節分に豆まきをする理由

Vol. 5
 節分に豆まきをする理由

節分というのは、立春の前の日に豆をまく風習だけが取り上げられるが、何も節分は立春だけに限った事ではない。立春、立夏、立秋、立冬の4つの節についてそれぞれ節分があるにもかかわらず、一般に節分とは「豆まきの日」と考えられている。

節分になぜ豆をまくかというのは、邪気を祓うための一種の道具として、魔目(まめ)に通じる豆を鬼(邪気)の目にぶつけ、追い払うためという説が有力で、同じように鬼の目にささって鬼を追い払うと言われる柊の小枝を飾る風習にも通じている。

豆まきに使う豆は、炒った大豆が通常だが、家庭内では豆の後始末をしなくてはならない。そして豆が食べ物であるという理由で、ゴミと同じように扱うことに抵抗があることから、本来の意味での豆まきは形骸化され、地域によっては豆の代用品をまく習慣がみられる。
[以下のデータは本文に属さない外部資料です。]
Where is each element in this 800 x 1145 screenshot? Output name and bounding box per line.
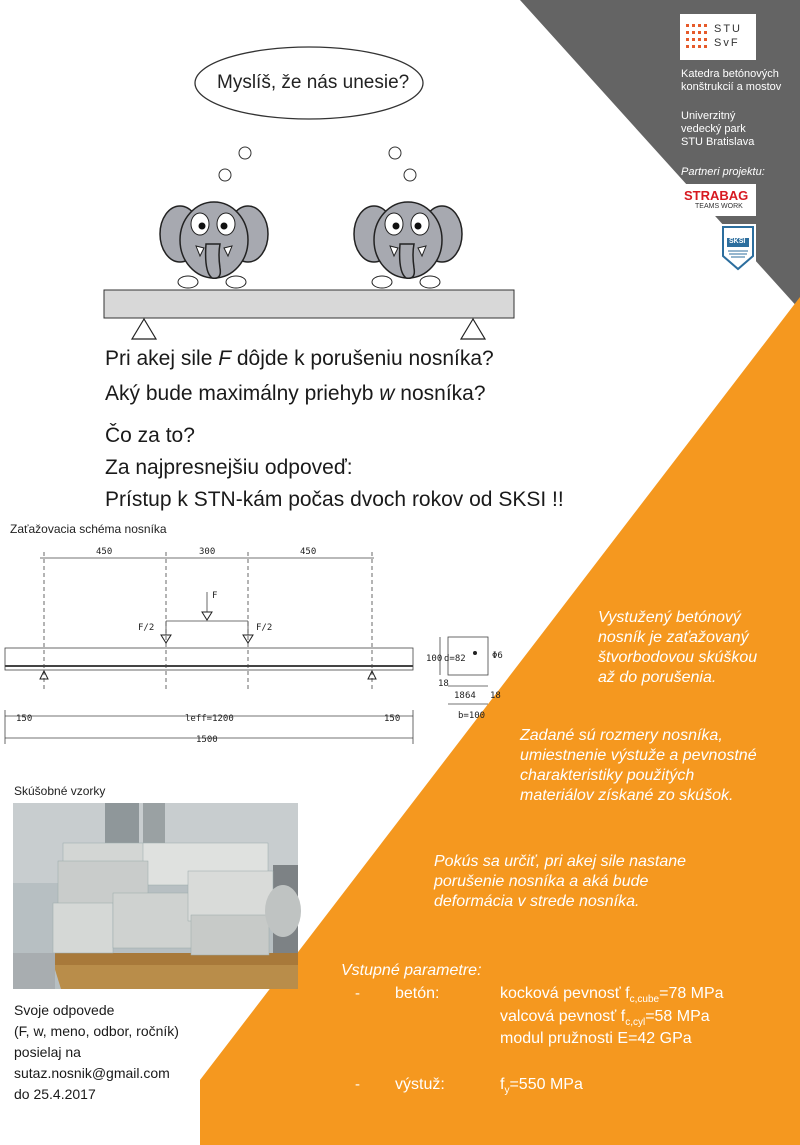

例えば、大豆の代わりに殻に包まれた落花生を使ったり、更に変化すると豆の入ったお菓子を使ったり、おもしろいところでは包装紙に包まれたお菓子(チョコレートなど)をまいたりする。こうなると喜ぶのは子供で、そのような地域では、節分は頼まなくてもお菓子が食べられる日として、子供に歓迎されるのである。